A memorial service was held for Sandy Berlin in Santa Monica on Sunday March 16.

John Atkinson comments: I first met Sandy Berlin in England in the late 1970s when he was heading up Tannoy, but didn't really get to know him until after I had moved to the US to edit Stereophile. Sandy's blunt personality did not win him friends and I understand that working with him could be a stressful experience. But after surviving several confrontations with Sandy, I grew to like him. I also came to respect Sandy's wide-ranging intellect—for example, having served in the army in South-East Asia at the end of WWII, he had strong, well-informed opinions on the reasons for the tragedy of Vietnam. He was also an enthusiastic cook. My favorite memory of him was when my wife and I were visiting the Madrigal suite at an early 1990s CES. For some reason we had our then-infant son Harry with us. "Uncle Sandy" insisted on looking after Harry while Laura and I listened to a dem of the new Mark Levinson components.

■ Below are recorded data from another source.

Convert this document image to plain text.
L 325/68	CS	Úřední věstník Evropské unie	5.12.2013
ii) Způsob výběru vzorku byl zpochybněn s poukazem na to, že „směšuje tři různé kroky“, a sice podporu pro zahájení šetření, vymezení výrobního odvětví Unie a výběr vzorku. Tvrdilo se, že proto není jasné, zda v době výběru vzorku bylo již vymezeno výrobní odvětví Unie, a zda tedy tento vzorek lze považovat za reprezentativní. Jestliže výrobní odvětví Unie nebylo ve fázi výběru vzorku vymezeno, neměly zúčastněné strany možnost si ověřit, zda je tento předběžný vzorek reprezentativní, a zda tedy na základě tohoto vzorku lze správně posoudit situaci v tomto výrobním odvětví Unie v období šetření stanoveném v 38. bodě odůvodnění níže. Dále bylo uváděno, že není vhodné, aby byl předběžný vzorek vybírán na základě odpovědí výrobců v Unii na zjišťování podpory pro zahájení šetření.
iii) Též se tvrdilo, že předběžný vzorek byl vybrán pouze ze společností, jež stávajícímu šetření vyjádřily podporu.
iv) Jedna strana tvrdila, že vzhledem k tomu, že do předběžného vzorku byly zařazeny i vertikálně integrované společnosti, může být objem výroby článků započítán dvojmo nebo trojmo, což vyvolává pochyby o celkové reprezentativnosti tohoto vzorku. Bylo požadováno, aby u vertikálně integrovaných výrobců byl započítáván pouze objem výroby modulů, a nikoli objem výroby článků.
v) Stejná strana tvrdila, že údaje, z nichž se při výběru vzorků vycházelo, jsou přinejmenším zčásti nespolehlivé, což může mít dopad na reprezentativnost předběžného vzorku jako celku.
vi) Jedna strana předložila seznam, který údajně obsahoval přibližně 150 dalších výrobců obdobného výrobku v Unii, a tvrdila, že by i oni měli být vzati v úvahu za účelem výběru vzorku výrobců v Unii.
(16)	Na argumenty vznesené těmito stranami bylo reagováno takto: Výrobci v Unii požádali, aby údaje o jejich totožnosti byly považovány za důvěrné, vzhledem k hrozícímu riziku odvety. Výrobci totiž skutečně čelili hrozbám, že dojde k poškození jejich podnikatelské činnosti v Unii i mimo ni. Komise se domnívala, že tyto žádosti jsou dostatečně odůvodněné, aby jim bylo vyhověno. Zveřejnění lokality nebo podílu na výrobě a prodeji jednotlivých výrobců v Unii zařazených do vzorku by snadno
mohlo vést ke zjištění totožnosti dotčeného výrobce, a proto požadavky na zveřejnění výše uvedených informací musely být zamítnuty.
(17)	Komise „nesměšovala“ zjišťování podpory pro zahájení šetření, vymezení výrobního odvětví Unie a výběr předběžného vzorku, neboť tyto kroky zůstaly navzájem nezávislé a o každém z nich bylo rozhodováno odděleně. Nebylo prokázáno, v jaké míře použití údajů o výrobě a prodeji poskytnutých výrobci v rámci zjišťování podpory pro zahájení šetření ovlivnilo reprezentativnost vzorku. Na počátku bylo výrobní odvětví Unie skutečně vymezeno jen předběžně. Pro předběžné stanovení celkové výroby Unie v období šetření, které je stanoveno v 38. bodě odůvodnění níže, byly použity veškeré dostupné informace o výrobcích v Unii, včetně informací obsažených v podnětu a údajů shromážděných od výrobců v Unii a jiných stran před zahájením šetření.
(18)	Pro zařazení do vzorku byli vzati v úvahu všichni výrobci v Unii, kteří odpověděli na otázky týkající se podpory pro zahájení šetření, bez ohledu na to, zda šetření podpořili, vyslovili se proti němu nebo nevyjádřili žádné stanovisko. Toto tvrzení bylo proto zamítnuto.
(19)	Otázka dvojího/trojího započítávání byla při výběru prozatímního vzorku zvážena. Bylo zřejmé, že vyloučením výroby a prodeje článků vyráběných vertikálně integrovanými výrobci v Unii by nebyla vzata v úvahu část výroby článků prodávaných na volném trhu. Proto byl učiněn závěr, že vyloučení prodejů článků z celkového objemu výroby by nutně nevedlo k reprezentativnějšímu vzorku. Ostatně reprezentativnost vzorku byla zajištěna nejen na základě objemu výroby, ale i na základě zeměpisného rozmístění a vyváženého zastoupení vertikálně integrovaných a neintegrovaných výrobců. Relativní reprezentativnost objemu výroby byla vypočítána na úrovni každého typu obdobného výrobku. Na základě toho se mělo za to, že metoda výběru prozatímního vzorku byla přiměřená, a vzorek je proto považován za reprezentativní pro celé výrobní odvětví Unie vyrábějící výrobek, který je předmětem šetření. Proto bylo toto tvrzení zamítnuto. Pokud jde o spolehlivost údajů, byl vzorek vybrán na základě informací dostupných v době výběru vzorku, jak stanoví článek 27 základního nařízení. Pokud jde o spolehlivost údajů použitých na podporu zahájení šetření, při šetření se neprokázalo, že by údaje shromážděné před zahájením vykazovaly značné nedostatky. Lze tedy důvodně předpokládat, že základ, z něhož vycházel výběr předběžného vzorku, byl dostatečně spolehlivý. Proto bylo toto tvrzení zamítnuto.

I also remember visiting Sandy at Madrigal's Connecticut facility in the fall of 1995, and was surprised to see a pair of Snell Type A Reference speakers in place of the expected Wilsons in the listening room. "What do you think of [then-Snell designer] Kevin Voecks?" Sandy asked me. I responded that my opinion of Kevin's abilities was very positive, so it was no surprise to learn the following year that Sidney Harman had hired Kevin to head up the Revel design team with Sandy running Revel's business side. In fact, it was the talented people with whom Sandy surrounded himself—Voecks, Mark Glazier, Jon Herron, and Phil Muzio, as well as the late Mike Wesley—who could be considered his legacy. High-end audio would have been very different without Sandy's involvement.